Bangkok (Thailand). Open to the public since December 21, 2025, the new “Dib Bangkok” museum presents more than 80 works by around forty artists from the collection of Petch Osathanugrah (1960-2023). The sudden disappearance of this entrepreneur and major figure on the Thai cultural scene did not hinder the success of his museum project, now carried out by his son, Purat Osathanugrah, at the head of the family economic empire.
The contribution of Kulapat Yantrasast, founder of the WHY agency and member of the museum’s advisory board, proved essential. The architect transformed the original site, a former industrial warehouse, by structuring the whole thing around an interior courtyard, like a cloister. Embellished with bodies of water and a beveled conical “chapel” covered in ceramic, the place favors a mineral aesthetic in its colors and materials. This “introverted” and geometric architecture creates a break as clear as its lines with the urban bustle that surrounds it.
This spiritual imprint continues in the inaugural exhibition, “(In)visible Presence”, designed by the artist Ariana Chaivaranon associated with Miwako Tezuka, director of the museum. Drawing inspiration from the Buddhist concept of sunyatawhich can be translated as “empty”, the curators have favored works in dialogue with sacred heritage, both tangible and intangible, offering the visitor an experience that is both artistic and introspective.
To the sound of the gong
The route opens with Constellations (2015-2025) by Marco Fusinato, an installation consisting of a baseball bat chained to a long white wall built diagonally in the first gallery. The visitor is invited to strike the wall, like a gong in a temple. The telluric sound thus produced propagates powerfully throughout the museum, amplified by a speaker system hidden in the wall itself.

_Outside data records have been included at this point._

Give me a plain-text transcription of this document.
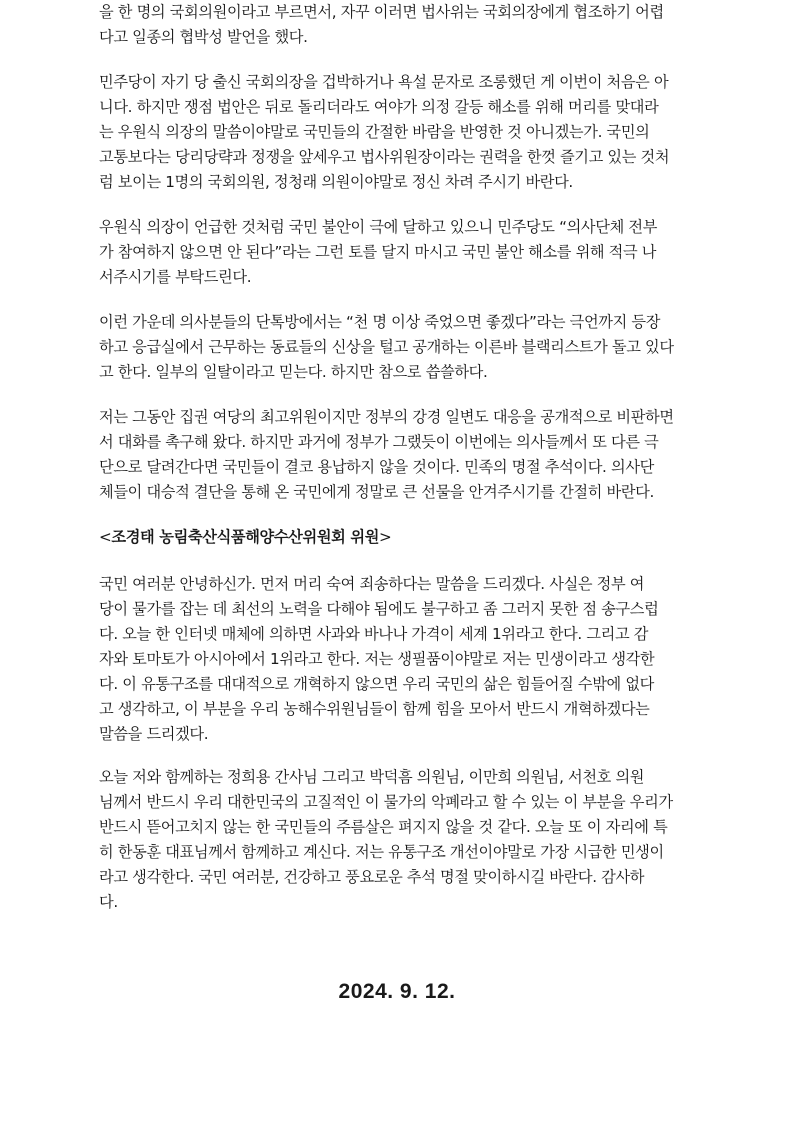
을 한 명의 국회의원이라고 부르면서, 자꾸 이러면 법사위는 국회의장에게 협조하기 어렵
다고 일종의 협박성 발언을 했다.

민주당이 자기 당 출신 국회의장을 겁박하거나 욕설 문자로 조롱했던 게 이번이 처음은 아
니다. 하지만 쟁점 법안은 뒤로 돌리더라도 여야가 의정 갈등 해소를 위해 머리를 맞대라
는 우원식 의장의 말씀이야말로 국민들의 간절한 바람을 반영한 것 아니겠는가. 국민의
고통보다는 당리당략과 정쟁을 앞세우고 법사위원장이라는 권력을 한껏 즐기고 있는 것처
럼 보이는 1명의 국회의원, 정청래 의원이야말로 정신 차려 주시기 바란다.

우원식 의장이 언급한 것처럼 국민 불안이 극에 달하고 있으니 민주당도 “의사단체 전부
가 참여하지 않으면 안 된다”라는 그런 토를 달지 마시고 국민 불안 해소를 위해 적극 나
서주시기를 부탁드린다.

이런 가운데 의사분들의 단톡방에서는 “천 명 이상 죽었으면 좋겠다”라는 극언까지 등장
하고 응급실에서 근무하는 동료들의 신상을 털고 공개하는 이른바 블랙리스트가 돌고 있다
고 한다. 일부의 일탈이라고 믿는다. 하지만 참으로 씁쓸하다.

저는 그동안 집권 여당의 최고위원이지만 정부의 강경 일변도 대응을 공개적으로 비판하면
서 대화를 촉구해 왔다. 하지만 과거에 정부가 그랬듯이 이번에는 의사들께서 또 다른 극
단으로 달려간다면 국민들이 결코 용납하지 않을 것이다. 민족의 명절 추석이다. 의사단
체들이 대승적 결단을 통해 온 국민에게 정말로 큰 선물을 안겨주시기를 간절히 바란다.

<조경태 농림축산식품해양수산위원회 위원>

국민 여러분 안녕하신가. 먼저 머리 숙여 죄송하다는 말씀을 드리겠다. 사실은 정부 여
당이 물가를 잡는 데 최선의 노력을 다해야 됨에도 불구하고 좀 그러지 못한 점 송구스럽
다. 오늘 한 인터넷 매체에 의하면 사과와 바나나 가격이 세계 1위라고 한다. 그리고 감
자와 토마토가 아시아에서 1위라고 한다. 저는 생필품이야말로 저는 민생이라고 생각한
다. 이 유통구조를 대대적으로 개혁하지 않으면 우리 국민의 삶은 힘들어질 수밖에 없다
고 생각하고, 이 부분을 우리 농해수위원님들이 함께 힘을 모아서 반드시 개혁하겠다는
말씀을 드리겠다.

오늘 저와 함께하는 정희용 간사님 그리고 박덕흠 의원님, 이만희 의원님, 서천호 의원
님께서 반드시 우리 대한민국의 고질적인 이 물가의 악폐라고 할 수 있는 이 부분을 우리가
반드시 뜯어고치지 않는 한 국민들의 주름살은 펴지지 않을 것 같다. 오늘 또 이 자리에 특
히 한동훈 대표님께서 함께하고 계신다. 저는 유통구조 개선이야말로 가장 시급한 민생이
라고 생각한다. 국민 여러분, 건강하고 풍요로운 추석 명절 맞이하시길 바란다. 감사하
다.

2024. 9. 12.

In the following gallery, Pleasure Dome (2013), by Jean-Luc Moulène, resembles an architectural ruin, evoking the dome of a religious building constructed of miniature bricks. Suspended, the structure allows the viewer to stand under the dome, isolating their field of vision, their head as if cloistered. In the same space, Untitled Threshold (2019), directed by Hugh Hayden, appears as a narrow wooden porch of Gothic style, reminiscent of security porticos; the work refers to waves of violence targeting places of worship.
The upper floor displays a more contemplative and poetic display, made possible by galleries with low ceilings and subdued lighting. Dreamlikeness permeates all of the works, from the metal bed frame decorated with mechanical butterflies by Rebecca Horn to the textile sculpture made up of cushions by Louise Bourgeois, including the light installation by Cerith Wyn Evans evoking the incandescence of candles. A dreamlike quality sometimes reinforced by sensory correspondences, as in Pae White’s installation, between candlestick and censer, strewn with rose petals.
Thai artists are in the same vein. Emerald (2007), a video installation by Apichatpong Weerasethakul, shows an empty room progressively saturated with pale and volatile elements, revealing ghostly faces intermittently on the beds. The Unheard Voice (1995), by Somboon Hormtientong, composed of fourteen columns recovered after the demolition of a temple in the province, is presented in a room designed to its size. The work thus evokes a fiery chapel, where the pillars rest horizontally under the diffuse glow of a constellation of small lamps. A ceremony involving Buddhist monks was also organized there on the morning of Dib’s inauguration.
Aesthetics of impermanence
The top floor is distinguished by two galleries entirely dedicated to Montien Boonma (1953-2000), considered one of the fathers of conceptual art in Thailand. We discover several major works there, including Arokayasala: Temple of the Mind (1996), an arched and olfactory structure directly referring to the hospices of the Khmer Empire. Deeply affected by illness throughout his life, the artist made meditation on the body and mind the common thread of his work. Like Hormtientong, Boonma powerfully embodies an aesthetic of impermanence, inherited from Buddhism.
Works are also presented outdoors. On the terrace are Breast Stupa Topiary (2013), by Pinaree Sanpitak, are openwork metal structures evoking Buddhist stupas with breast shapes, as well as Straight Up (2025) by James Turrell, a gazebo dedicated to sunlight, strangely reminiscent of a minbar with its steep staircase and right-angled triangular profile. In the center of the interior courtyard, Alicja Kwade’s recognizable stone spheres (see ill.) underline this cosmic dimension with a playful touch, like a game of marbles on a monumental scale.